Q13: Das Zimperlieschen

„Hallo, Tomate“ sagte ich vorsichtig. „Hallo“, kam eine piepsige Stimme von schräg unten. „Bist du mein Gärtner?“ Das hörte sich schon mal gar nicht gut an.

„Hmmhh“ nickte ich zustimmend. „Und genau darüber wollte ich mal mit dir reden, weißt du.“

„Wieso reden?“ fragte sie aufgeregt, „weißt du etwa nicht, was du tun sollst? Du musst mich pflegen und hätscheln und ein bisschen düngen und gießen und ganz, ganz vorsichtig. Komm schon, du gast mich gesämt, jetzt musst du da auch durch.“

„Gesämt? Was soll das denn für ein Wort sein? Außerdem hab ich dich nicht gesämt. Weißt du, ich bin viel zu alt und kann keine Tomaten mehr kriegen. Ich hab dich adoptiert.“

„Uäääh!“ weinte sie herzzerbrechend los. „Und wer war dann mein richtiger Gärtner? Wo komm ich her, wo soll ich hin und wer war meine Mama?“

Ich kam ins Stocken. „Du liebe Zeit, woher soll ich das wissen? Ich glaube, du kommst aus der Tomatenfabrik. Und Tomaten haben gar keine Mama. Hör auf zu weinen! Ich muss mit dir reden“

„Schon!“ protestierte sie heftig, „natürlich haben Tomaten eine Mama! Los! Sag schon, wer war sie, wo ist sie, wann kommt sie?“

„Okay, Tomätchen, ist schon gut. Vielleicht hast du recht. Ich weiß es nicht. Aber schau, du hast eine nette Patentante, die Küchenschabe …“

„Igittigitt! So ein krabbelndes Käferchen? Ich kann Ungeziefer nicht ausstehen! Tu sie weg!“

„Jetzt mach aber mal einen Punkt, Tomate“ sagte ich etwas resoluter. „Du kennst sie doch gar nicht! Die ist echt nett! Und sie macht sich sogar Sorgen um dich.“

„Ich will zu meiner Mama!“

„Sei nicht ungerecht. Sie meint es wirklich gut mit dir! Zu gut, sogar. Sie behauptet zum Beispiel, du bräuchtest ein Dach nur für dich allein…“

„Natürlich brauch ich das! Ich werd ja sonst nass, spinnst du? Ich werd braun, ich krieg die Braunfäule! Hiiilfe! Wo bin ich hier hingeraten? Bau sofort ein Dach, sonst sag ich’s meiner Patentante!“

Irgendwie begann das Gespräch in exakt die falsche Richtung zu laufen, aber ich wollte noch nicht aufgeben.
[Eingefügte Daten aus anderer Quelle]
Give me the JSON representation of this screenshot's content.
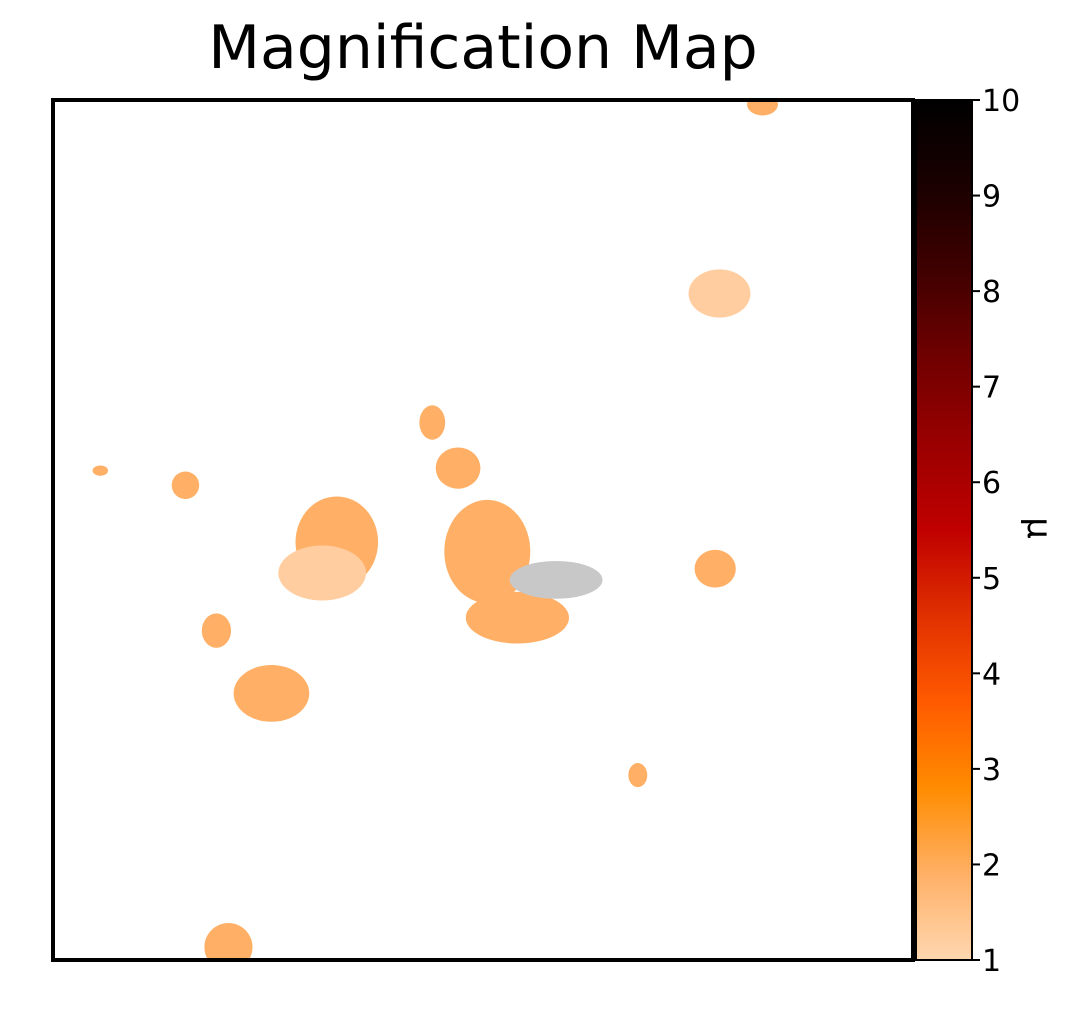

„Schau, Tomätchen, ich hab dir hier mal deine Tante aus dem Supermarkt mitgebracht. Und jetzt sieh genau hin: Ich schmeiß sie gegen die Wand – und sie kommt brav zurückgehoppelt und nix is passiert! Absolut nix, kein Makel nirgends. Und jetzt, pass auf, halte ich sie unter die Dusche! Na? Siehst du, wie sie sich freut? Also stell dich nicht so an – hier regnet’s doch eh kaum.“

„Sags doch einfach!“ schrie sie los, „Sags! Dass du mich nicht magst! Dass du mich umbringen willst! Dass ich dir gar nichts bedeute! Dass du ein Rabengärtner bist! Los, sags schon!“

„Also hör mal her, Tomate“ lenkte ich ein. „Wir müssen jetzt ein paar Wochen zusammenhalten. Notgedrungen. Und wenn beide ein bisschen nachgeben, dann wird das viel einfacher. Also du verzichtest auf das Dach und ich halt dir die Schnecken vom Leib. Abgemacht?“

„Nix da!“ sagte sie, gefährlich ruhig. „§253 TomStgB: artgerechte Haltung. Das zieh ich durch! Ich bin rechtschutzversichert! Probiers nur!“

„Das ist ja Klasse. Gewerkschafterin, was? Bei der aktuellen Überlastung der Gerichte kommt es aber frühestens im Dezember zum Prozess. Überleg dir das gut. Weil bis dahin …

„Willst du mir drohen?“

„Nein, natürlich nicht!“ versuchte ich zu vermitteln. „Aber deine Patentante… Zufällig weiß ich, dass sie schon Pläne hat, die ich jetzt natürlich nicht verraten will – ich kenn sie ja selber nicht.“

„Aber ich brauch doch einen Schutz!“ sagte sie weinerlich.

„Jaaa, ich bau dir dein Drecks-Dach, alte Zimperliese! Aber halt jetzt die Klappe!“

Kennt jemand einen begabten Schreiner?